Clémence regarda le prince avec surprise.
– Cela vous étonne! Je vous dirai mon secret un autre jour, afin de ne pas passer à vos yeux pour sorcier, reprit Rodolphe en souriant. Mais votre mari est-il complètement rassuré?
– Oui, monseigneur, dit Clémence en baissant les yeux avec confusion; et, je vous l’avoue, il m’est pénible de l’entendre me demander pardon de m’avoir soupçonnée, et s’extasier sur mon modeste silence à propos de mes bonnes œuvres.
– Il est heureux de son illusion, ne vous la reprochez pas, maintenez-le toujours, au contraire, dans sa douce erreur… S’il ne m’était interdit de parler légèrement de cette aventure, et s’il ne s’agissait pas de vous, madame… je dirais que jamais une femme n’est plus charmante pour son mari que lorsqu’elle a quelque tort à dissimuler. On n’a pas idée de toutes les séduisantes câlineries qu’une mauvaise conscience inspire, on n’imagine pas toutes les fleurs ravissantes que fait souvent éclore une perfidie… Quand j’étais jeune, ajouta Rodolphe, en souriant, j’éprouvais toujours, malgré moi, une vague défiance lors de certains redoublements de tendresse; et comme de mon côté je ne me sentais jamais plus à mon avantage que lorsque j’avais quelque chose à me faire pardonner, dès qu’on se montrait pour moi aussi perfidement aimable que je voulais le paraître, j’étais bien sûr que ce charmant accord… cachait une infidélité mutuelle.
Mme d’Harville s’étonnait de plus en plus d’entendre Rodolphe parler en raillant d’une aventure qui aurait pu avoir pour elle des suites si terribles; mais devinant bientôt que le prince, par cette affectation de légèreté, tâchait d’amoindrir l’importance du service qu’il lui avait rendu, elle lui dit, profondément touchée de cette délicatesse:
– Je comprends votre générosité, monseigneur… Permis à vous maintenant de plaisanter et d’oublier le péril auquel vous m’avez arrachée… Mais ce que j’ai à vous dire, moi, est si grave, si triste, cela a tant de rapport avec les événements de ce matin, vos conseils peuvent m’être si utiles, que je vous supplie de vous rappeler que vous m’avez sauvé l’honneur et la vie… oui, monseigneur, la vie… Mon mari était armé; il me l’a avoué dans l’excès de son repentir; il voulait me tuer!…
– Grand Dieu! s’écria Rodolphe avec une vive émotion.
– C’était son droit, reprit amèrement Mme d’Harville.

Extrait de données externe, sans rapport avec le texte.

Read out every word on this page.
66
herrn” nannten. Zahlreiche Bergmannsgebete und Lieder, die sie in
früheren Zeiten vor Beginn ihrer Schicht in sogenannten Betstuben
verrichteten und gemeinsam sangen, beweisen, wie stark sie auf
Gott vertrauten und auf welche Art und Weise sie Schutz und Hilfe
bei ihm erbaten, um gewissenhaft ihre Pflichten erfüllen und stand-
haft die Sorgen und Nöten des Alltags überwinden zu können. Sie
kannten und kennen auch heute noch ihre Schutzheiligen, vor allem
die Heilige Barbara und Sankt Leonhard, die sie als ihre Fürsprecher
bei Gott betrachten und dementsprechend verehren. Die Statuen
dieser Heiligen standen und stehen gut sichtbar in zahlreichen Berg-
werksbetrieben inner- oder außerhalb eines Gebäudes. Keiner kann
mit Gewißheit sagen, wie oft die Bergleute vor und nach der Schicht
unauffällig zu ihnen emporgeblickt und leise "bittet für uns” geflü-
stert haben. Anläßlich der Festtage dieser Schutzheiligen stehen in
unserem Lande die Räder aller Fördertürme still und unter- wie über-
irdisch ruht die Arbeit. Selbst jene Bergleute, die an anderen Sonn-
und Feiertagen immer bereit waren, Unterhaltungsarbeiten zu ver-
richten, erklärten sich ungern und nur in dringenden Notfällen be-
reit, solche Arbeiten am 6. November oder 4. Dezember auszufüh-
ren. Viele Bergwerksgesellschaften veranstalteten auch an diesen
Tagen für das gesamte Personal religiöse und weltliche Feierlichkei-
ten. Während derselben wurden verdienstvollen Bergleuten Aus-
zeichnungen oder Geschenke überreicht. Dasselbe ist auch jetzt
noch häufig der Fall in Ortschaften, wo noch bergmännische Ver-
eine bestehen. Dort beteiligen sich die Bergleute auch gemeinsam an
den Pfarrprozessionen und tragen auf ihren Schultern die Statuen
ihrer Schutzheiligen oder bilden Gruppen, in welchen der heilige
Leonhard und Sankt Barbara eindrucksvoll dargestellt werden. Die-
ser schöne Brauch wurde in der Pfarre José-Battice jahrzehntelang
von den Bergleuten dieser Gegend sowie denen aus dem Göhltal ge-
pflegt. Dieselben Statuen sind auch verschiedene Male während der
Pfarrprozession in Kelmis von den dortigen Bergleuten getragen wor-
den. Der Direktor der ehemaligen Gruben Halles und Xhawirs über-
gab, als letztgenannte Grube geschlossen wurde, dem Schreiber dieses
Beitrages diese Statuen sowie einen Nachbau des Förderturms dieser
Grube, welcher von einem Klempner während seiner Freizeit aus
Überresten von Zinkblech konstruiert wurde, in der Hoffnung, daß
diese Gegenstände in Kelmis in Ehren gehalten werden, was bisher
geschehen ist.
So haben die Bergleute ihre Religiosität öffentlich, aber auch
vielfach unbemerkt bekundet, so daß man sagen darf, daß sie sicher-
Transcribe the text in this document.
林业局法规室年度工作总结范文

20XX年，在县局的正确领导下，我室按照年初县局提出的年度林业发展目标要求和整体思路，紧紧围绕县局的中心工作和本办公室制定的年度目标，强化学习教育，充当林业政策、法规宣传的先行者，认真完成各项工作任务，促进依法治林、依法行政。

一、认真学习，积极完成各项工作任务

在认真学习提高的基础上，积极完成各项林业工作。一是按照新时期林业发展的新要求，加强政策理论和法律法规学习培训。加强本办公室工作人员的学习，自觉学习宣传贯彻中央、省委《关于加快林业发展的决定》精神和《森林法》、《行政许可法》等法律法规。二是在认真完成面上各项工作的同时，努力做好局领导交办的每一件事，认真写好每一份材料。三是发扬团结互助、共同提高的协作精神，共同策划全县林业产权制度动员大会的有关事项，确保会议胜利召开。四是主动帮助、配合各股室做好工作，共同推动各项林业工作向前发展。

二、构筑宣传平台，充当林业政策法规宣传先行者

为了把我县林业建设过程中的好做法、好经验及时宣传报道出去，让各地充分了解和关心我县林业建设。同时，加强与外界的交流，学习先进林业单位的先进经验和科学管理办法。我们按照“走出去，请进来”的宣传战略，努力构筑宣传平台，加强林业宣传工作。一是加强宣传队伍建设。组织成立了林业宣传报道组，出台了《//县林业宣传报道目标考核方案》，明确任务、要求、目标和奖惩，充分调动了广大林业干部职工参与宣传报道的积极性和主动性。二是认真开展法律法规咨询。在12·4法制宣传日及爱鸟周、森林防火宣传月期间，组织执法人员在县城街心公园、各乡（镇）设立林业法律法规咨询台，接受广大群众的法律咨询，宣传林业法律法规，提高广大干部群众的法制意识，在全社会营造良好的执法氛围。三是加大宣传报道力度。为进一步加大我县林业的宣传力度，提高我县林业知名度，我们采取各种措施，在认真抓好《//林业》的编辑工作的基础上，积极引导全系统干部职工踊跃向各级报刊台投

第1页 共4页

– Je vous en conjure, madame, répondit Rodolphe très-sérieusement cette fois, croyez-moi, je suis incapable de rester indifférent à ce qui vous intéresse; si tout à l’heure j’ai plaisanté, c’est que je ne voulais pas appesantir tristement votre pensée sur cette matinée, qui a dû vous causer une si terrible émotion. Maintenant, madame, je vous écoute religieusement, puisque vous me faites la grâce de me dire que mes conseils peuvent vous être bons à quelque chose.